The U.S. economy hit an important milestone last week: Gross domestic product, the sum of all goods and services produced in the country, returned to pre-recession levels. But the gains were made with millions fewer workers. Part of the reason is technology, as computers and machines continue to replace humans.
We used to think about machines taking over mundane jobs, like twisting a screw into a toaster on an assembly line over and over again. But more recently, technology is eliminating higher-skill jobs.
To talk about this, some of the nation's top technologists and economists came to Harvard and the Massachusetts Institute of Technology this week for a jobs conference called Race Against the Machine. There was a very impressive machine on hand: Watson, the powerful Jeopardy-playing computer built by IBM that recently beat the all-time human Jeopardy game show champion.
This week Watson took on two teams from MIT and Harvard. The auditorium was packed with students. Although Harvard managed to do well, its team was no match for the powerful computer.
Only tepid applause greeted Watson after it correctly answered questions about things like a truncated icosahedron (soccer ball-shaped). Maybe the reason human beings don't tend to clap for Watson is that we can instinctively sense that it might steal our jobs.
"We see already that the work of legal discovery — in other words, sitting around and reading huge volumes of documents at the early stage of a lawsuit ... is being very quickly and very heavily automated," says Andrew McAfee, an MIT researcher who helped organize the conference and is co-author of Race Against the Machine. "And by one estimate, it lets one lawyer do the work of 500."
The world will still need brilliant human courtroom litigators, but not as many junior lawyers and paralegals. McAfee also says we won't need as many tax preparers. More complex manufacturing is being done by machines, which means even fewer auto workers. So where is all this headed?
"There's been a long-running debate about does technology eliminate jobs," says David Autor, an MIT economist who spoke at the conference.
He says it's not like every job a machine takes over leaves one person permanently out of work.
"Back at the turn of the 20th century, about 38 percent of all American workers were working on farms. At present, it's 2 percent," Autor says.
Machines took over a lot of farm work, but new industries and new jobs were created. Overall, Autor says technology improved people's quality of life, including advantages like better health care and rising incomes over the past 100 years.
But Autor also has his worries. He says machines used to take over work that was physically hard or dangerous or just monotonous. But now, he says, we're losing higher-skill, better-paying jobs to machines — like bank tellers, airline check-in agents, accountants and whole floors of actuaries in insurance companies.
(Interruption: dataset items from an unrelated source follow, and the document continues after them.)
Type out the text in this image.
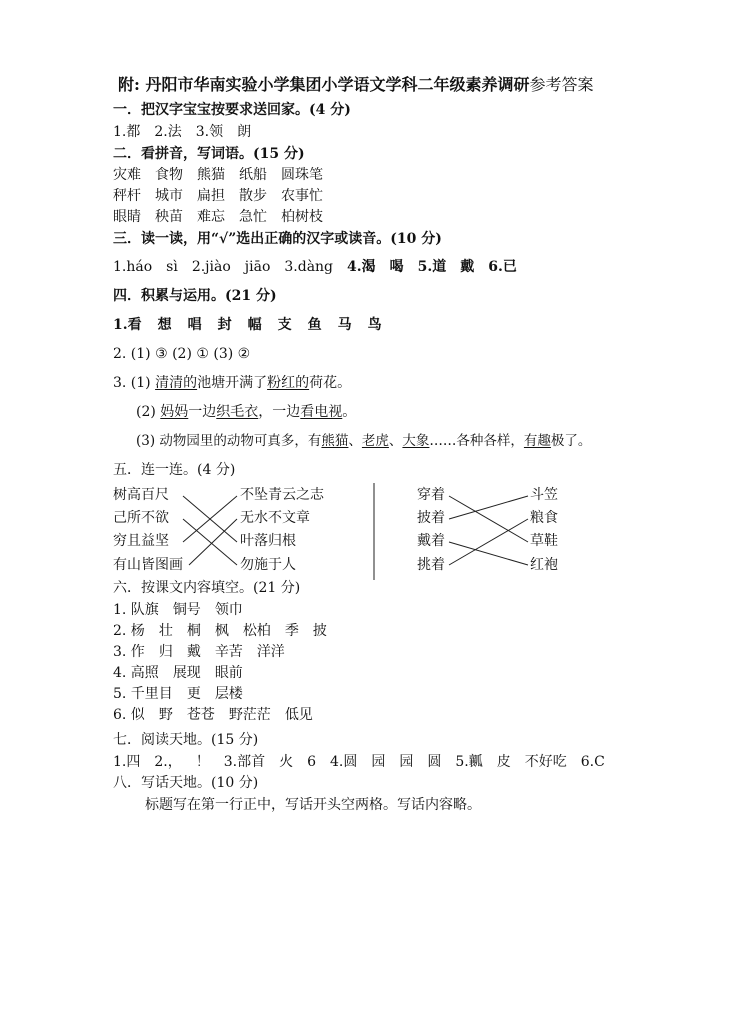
附: 丹阳市华南实验小学集团小学语文学科二年级素养调研参考答案
一．把汉字宝宝按要求送回家。(4 分)
1.都 2.法 3.领 朗
二．看拼音，写词语。(15 分)
灾难 食物 熊猫 纸船 圆珠笔
秤杆 城市 扁担 散步 农事忙
眼睛 秧苗 难忘 急忙 柏树枝
三．读一读，用“√”选出正确的汉字或读音。(10 分)
1.háo sì 2.jiào jiāo 3.dàng 4.渴 喝 5.道 戴 6.已
四．积累与运用。(21 分)
1.看 想 唱 封 幅 支 鱼 马 鸟
2. (1) ③ (2) ① (3) ②
3. (1) 清清的池塘开满了粉红的荷花。
(2) 妈妈一边织毛衣，一边看电视。
(3) 动物园里的动物可真多，有熊猫、老虎、大象……各种各样，有趣极了。
五．连一连。(4 分)
树高百尺
己所不欲
穷且益坚
有山皆图画
不坠青云之志
无水不文章
叶落归根
勿施于人
穿着
披着
戴着
挑着
斗笠
粮食
草鞋
红袍
六．按课文内容填空。(21 分)
1. 队旗 铜号 领巾
2. 杨 壮 桐 枫 松柏 季 披
3. 作 归 戴 辛苦 洋洋
4. 高照 展现 眼前
5. 千里目 更 层楼
6. 似 野 苍苍 野茫茫 低见
七．阅读天地。(15 分)
1.四 2.， ！ 3.部首 火 6 4.圆 园 园 圆 5.瓤 皮 不好吃 6.C
八．写话天地。(10 分)
标题写在第一行正中，写话开头空两格。写话内容略。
Meanwhile, computers still aren't very good at many menial labor jobs like cleaning bathrooms and other janitorial work; we still need humans for that. So it turns out that for many very low-skill jobs, there's still demand. For high-skill and high-touch jobs like being a good manager at a company, a doctor or a nurse, we need humans. But many middle-skill, middle-class jobs are where we're seeing the squeeze.
"That's the irony, right?" Autor says. "That basically the things that proved easier to automate are not the lowest-skill activities. It's easier to have a computer play chess than it is to have a computer wash dishes."
So going forward, the worry is there's going to be a greater need for people to do minimum-wage restaurant busboy-type work and less need for $30-an-hour office workers.
Other economists say innovation will save the day: New industries and new technologies will spring up with new kinds of jobs for people that we can't yet anticipate.